Just a collection of tips to make working with Postgres (and other SQL-like databases) easier

Integration data

Usually when you build a system that integrates with other 3rd party service, you will need to store integration information related to the entity, for example the id of the entity on the 3rd party system or some of its configuration on that system. Imagine that you are building an e-commerce related product, you may want to sync the Sales order information from Shopify to do the analytics on customer behavior. The first solution you can think of is to add a column like shopify_entity_id on that table.

  • What will happens if you introduce another integration later? Does the name shopify_entity_id still make sense? You may consider renaming it to external_entity_id. How do you know where it comes from? Adding another source column? How do you store extra 3rd party information about the sales order? Keep adding columns like external_something? Do those columns actually belong to the sales_order table itself?
  • What will happen if an single entity exists on multiple 3rd party system? For instance, the sales order may be presented on both Shopify and on another Shipping service. How would you deal with it? Keep adding more columns? What if we introduct another integration?
    • A Json (Jsonb) column could solve the above issue but also creates a whole new problem. How about schema enforcement and constraint? How do we make sure that nobody will accidentally update it the an incorrect schema? How about null and undefined values (in case you are working with Javascript)? How about indexing the values for quick access? You can index inside the json but it just makes things more complicated due to those schema problems mentioned above.

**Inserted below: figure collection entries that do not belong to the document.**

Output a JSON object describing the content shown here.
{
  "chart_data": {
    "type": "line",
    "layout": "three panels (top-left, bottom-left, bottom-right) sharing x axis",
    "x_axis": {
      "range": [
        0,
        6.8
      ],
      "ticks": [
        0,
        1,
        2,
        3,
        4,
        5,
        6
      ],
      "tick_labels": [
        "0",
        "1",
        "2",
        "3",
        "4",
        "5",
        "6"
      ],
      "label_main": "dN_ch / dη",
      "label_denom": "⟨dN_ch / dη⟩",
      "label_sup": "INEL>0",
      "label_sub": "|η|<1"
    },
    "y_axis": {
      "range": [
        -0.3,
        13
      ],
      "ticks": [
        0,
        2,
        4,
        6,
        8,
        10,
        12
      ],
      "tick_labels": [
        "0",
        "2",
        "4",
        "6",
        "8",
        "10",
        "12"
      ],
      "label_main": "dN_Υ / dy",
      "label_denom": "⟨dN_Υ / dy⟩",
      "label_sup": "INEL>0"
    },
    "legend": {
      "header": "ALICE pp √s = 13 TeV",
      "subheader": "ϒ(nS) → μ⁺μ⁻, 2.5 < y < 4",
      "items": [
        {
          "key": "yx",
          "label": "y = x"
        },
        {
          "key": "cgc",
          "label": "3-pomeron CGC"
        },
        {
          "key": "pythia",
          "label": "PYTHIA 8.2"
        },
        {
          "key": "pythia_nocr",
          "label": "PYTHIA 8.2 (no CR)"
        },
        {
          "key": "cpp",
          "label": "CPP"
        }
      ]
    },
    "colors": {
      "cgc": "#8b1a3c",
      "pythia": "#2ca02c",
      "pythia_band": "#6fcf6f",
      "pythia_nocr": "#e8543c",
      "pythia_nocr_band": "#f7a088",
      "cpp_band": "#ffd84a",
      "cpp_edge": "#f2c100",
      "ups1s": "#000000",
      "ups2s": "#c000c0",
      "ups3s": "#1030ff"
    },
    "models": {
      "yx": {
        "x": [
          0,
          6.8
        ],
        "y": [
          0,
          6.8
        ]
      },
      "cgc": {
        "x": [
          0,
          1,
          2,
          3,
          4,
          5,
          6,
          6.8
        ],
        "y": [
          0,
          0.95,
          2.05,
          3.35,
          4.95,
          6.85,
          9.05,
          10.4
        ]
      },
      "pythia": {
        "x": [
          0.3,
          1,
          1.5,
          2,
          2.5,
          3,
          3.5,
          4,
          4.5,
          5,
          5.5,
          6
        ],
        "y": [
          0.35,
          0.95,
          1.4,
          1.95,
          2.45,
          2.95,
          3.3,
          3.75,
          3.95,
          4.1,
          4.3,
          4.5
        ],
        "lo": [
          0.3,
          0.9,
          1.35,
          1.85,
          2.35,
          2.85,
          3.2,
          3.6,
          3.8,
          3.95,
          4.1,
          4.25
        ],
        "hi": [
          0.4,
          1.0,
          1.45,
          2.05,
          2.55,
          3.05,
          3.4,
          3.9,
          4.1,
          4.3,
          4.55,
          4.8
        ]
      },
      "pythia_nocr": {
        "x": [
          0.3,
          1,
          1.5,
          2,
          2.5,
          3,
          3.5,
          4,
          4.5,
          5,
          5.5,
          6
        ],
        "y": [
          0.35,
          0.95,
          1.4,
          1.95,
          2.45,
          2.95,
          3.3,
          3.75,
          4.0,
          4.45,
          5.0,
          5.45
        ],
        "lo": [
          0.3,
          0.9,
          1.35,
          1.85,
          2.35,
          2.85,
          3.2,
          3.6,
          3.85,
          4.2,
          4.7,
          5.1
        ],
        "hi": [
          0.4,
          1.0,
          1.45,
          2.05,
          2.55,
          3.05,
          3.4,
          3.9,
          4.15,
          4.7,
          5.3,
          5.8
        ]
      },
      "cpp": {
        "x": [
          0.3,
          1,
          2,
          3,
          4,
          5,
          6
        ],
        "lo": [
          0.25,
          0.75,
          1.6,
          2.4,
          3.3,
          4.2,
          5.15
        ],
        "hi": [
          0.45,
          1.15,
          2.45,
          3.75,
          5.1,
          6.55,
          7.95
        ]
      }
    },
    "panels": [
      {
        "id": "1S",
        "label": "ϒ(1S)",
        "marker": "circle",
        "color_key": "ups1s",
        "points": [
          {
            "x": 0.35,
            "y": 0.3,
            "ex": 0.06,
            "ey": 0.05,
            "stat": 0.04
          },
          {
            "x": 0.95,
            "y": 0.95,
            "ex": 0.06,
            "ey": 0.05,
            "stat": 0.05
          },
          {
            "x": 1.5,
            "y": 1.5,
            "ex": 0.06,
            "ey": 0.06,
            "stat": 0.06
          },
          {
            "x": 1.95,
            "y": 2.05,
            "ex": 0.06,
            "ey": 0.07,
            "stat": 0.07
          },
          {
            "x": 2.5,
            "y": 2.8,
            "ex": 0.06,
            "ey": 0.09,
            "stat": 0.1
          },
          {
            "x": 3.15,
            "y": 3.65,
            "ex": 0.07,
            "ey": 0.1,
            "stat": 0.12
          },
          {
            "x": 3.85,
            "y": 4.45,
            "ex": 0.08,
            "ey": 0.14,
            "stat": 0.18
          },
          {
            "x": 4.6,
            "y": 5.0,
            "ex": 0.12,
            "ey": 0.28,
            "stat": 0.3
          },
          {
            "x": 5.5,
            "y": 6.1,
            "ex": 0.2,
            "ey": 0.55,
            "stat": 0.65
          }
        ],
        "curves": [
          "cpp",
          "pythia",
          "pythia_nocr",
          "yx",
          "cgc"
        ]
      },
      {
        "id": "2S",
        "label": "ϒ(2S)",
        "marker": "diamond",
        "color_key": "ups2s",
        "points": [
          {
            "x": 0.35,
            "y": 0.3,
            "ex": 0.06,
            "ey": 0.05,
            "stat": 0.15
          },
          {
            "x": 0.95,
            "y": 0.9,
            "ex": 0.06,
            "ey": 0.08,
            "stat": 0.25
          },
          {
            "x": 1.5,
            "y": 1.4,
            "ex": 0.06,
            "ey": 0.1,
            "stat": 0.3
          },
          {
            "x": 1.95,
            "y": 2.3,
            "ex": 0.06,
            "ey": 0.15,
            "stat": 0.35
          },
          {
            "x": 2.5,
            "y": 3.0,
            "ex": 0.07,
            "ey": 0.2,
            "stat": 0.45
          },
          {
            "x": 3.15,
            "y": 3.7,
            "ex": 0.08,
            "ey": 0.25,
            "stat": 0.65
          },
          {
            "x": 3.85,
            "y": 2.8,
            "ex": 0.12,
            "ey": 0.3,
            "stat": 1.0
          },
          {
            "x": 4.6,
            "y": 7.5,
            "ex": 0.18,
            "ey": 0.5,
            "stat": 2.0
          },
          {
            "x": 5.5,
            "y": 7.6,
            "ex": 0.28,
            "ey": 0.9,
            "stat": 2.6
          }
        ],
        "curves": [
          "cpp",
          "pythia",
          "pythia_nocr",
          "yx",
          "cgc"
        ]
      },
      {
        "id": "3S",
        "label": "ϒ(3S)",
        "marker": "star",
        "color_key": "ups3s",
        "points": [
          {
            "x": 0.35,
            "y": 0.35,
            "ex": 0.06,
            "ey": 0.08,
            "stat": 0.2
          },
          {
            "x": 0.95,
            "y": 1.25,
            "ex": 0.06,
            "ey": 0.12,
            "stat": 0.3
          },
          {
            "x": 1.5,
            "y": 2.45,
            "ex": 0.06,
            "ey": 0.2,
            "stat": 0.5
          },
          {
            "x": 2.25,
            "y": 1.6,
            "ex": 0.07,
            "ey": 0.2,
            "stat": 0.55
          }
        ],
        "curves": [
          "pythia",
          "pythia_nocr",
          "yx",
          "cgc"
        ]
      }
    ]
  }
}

The solution, of course, is a SQL approach: make an entity integration table (sales_order_integration in this case). It’s a 1-N relationship, 1 sales order could have 0 or multiple integrations

sales_order table

id shipping_address price weightMg
1 Ho Chi Minh city 10 20
2 Hanoi 20 30

sales_order_integration table

id sales_order_id external_entity_id source
1 1 external-id1 SHOPIFY
2 1 external-id2 WOOCOMMERCE
3 2 external-id3 SHOPIFY

You may add another integration table (and sub-tables if needed) as a generalization to store other information like the access/refresh token, for example

id client_id source access_token
1 1 SHOPIFY xxx-xxx-xxx
2 1 WOOCOMMERCE yyy-yyy-yyy
3 2 SHOPIFY zzz-zzz-zzz

and then the sales_order_integration table would become

id sales_order_id external_entity_id integration_id
1 1 external-id1 1
2 1 external-id2 2
3 2 external-id3 3

Here are some query scenarios

  • Find sales_order by id: of course, you always have index on primary key
  • Find external ids by sales_order_id: simply add an index on sales_order_id column of the sales_order_integration table and you’are good to go.
    • You could use this when you want to refecth new data of the entity from a specific 3rd party system
    • You could also use this when you want to write updated data to the other systems
  • Find sales_order_id by external_entity_id: you can add an index on external_entity_id column. Another option is a unique constraint on integration_id, external_entity_id (which makes more sense since each entity in your system should correspond to only one entity in the other system). A unique constraint also acts as an index. A simple JOIN like this will utilize both the unique index and the primary key index on 2 tables
    SELECT *
    FROM sales_order s INNER JOIN sales_order_integration i
    ON s.id = i.sales_order_id
    WHERE i.integration_id = $1 AND i.external_entity_id = $2
    
    • This is usually seen in webhook handler, where you receive the update about each individual sales order. You can use this method to quickly look up the sales order using its external id.